The full posterior is given by:
\[\begin{align} p(\theta\vert \mathcal{D})&=\sum_z p(z,\theta\vert \mathcal{D}) \end{align}\]where $z=\left\{k_i\right\}_{i=1}^N$ is the vector of allocations of each datapoint to the respective behavior. So, while it seems simple in this notation, the above sum actually has $K^N$ different terms - each datapoint can be allocated to each of the different behaviors.
For a given allocation, the term in the summation is:
\[\begin{align} p(\theta\vert \mathcal{D},z) &\propto p(\mathcal{D}\vert \theta,z)\cdot p(\theta\vert z)\\ &= \prod_{i=1}^N\mathcal{N}\left(y_i\vert \ \theta_{k_i}^T h_{k_i}(x_i),\ \sigma^2\right) \cdot \prod_{k=1}^K\mathcal{N}\left(\theta_k\vert \ \ \mu_k,\Sigma_k\right) \end{align}\]This is quite a mess, but for a particular allocation the posterior for each $\theta_k$ can be found simply by considering this as $K$ separate problems.
In the next post we’ll see how we can sample from the above posterior without explicitly calculating all of it. For now, let’s just look at samples from posterior versus an MMSE estimate:
  
 
As you can see, in this scenario we see the concrete results of taking the mean over a posterior with multiple modes as the MMSE estimate, which misses most of the data.

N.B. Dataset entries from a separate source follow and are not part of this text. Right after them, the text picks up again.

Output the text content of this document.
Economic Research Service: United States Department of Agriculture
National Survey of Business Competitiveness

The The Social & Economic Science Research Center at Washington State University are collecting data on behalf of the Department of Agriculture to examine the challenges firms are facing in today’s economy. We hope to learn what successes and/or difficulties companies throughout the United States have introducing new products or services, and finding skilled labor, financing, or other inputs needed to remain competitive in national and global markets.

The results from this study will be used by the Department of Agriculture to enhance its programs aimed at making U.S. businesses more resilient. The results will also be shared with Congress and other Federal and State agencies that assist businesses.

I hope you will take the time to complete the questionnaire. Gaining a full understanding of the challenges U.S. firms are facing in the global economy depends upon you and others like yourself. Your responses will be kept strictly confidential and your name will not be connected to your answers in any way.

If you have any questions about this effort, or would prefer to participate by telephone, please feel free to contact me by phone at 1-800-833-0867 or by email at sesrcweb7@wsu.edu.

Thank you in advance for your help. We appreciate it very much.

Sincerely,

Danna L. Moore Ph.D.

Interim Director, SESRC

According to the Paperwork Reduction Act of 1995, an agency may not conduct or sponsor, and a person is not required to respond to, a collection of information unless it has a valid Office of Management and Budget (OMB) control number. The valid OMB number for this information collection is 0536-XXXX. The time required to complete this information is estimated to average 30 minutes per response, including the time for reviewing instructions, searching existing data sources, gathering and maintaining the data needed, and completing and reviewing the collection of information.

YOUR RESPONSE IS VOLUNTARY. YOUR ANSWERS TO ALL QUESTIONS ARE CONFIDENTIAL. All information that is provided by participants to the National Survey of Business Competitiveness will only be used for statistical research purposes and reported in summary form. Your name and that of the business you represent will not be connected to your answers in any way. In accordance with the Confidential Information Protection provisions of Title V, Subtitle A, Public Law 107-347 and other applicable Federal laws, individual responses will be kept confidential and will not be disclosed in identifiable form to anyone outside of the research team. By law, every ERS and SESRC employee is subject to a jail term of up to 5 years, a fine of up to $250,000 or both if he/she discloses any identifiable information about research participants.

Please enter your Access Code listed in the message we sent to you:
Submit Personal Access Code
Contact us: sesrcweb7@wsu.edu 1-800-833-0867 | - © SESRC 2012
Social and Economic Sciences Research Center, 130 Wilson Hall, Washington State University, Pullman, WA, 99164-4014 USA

This is still quite a simple scenario (and you could “fix” the MMSE in this specific case), but it serves as a very concrete and visual example for the fitting capabilities of sampling from the posterior. Moreover, something we will discuss in the next post is that sampling from this posterior is fairly simple when $K$ is not too large, whereas optimizing the posterior directly would be much more difficult.
Hopefully the examples above provide the conceptual basis for why we would want (multiple) samples in order to describe the full posterior distribution, instead of one specific estimate. In the next few posts will be more mathematically involved, and we will delve into how to sample from the posterior. The examples above, while quite simple, will be our motivation to do so.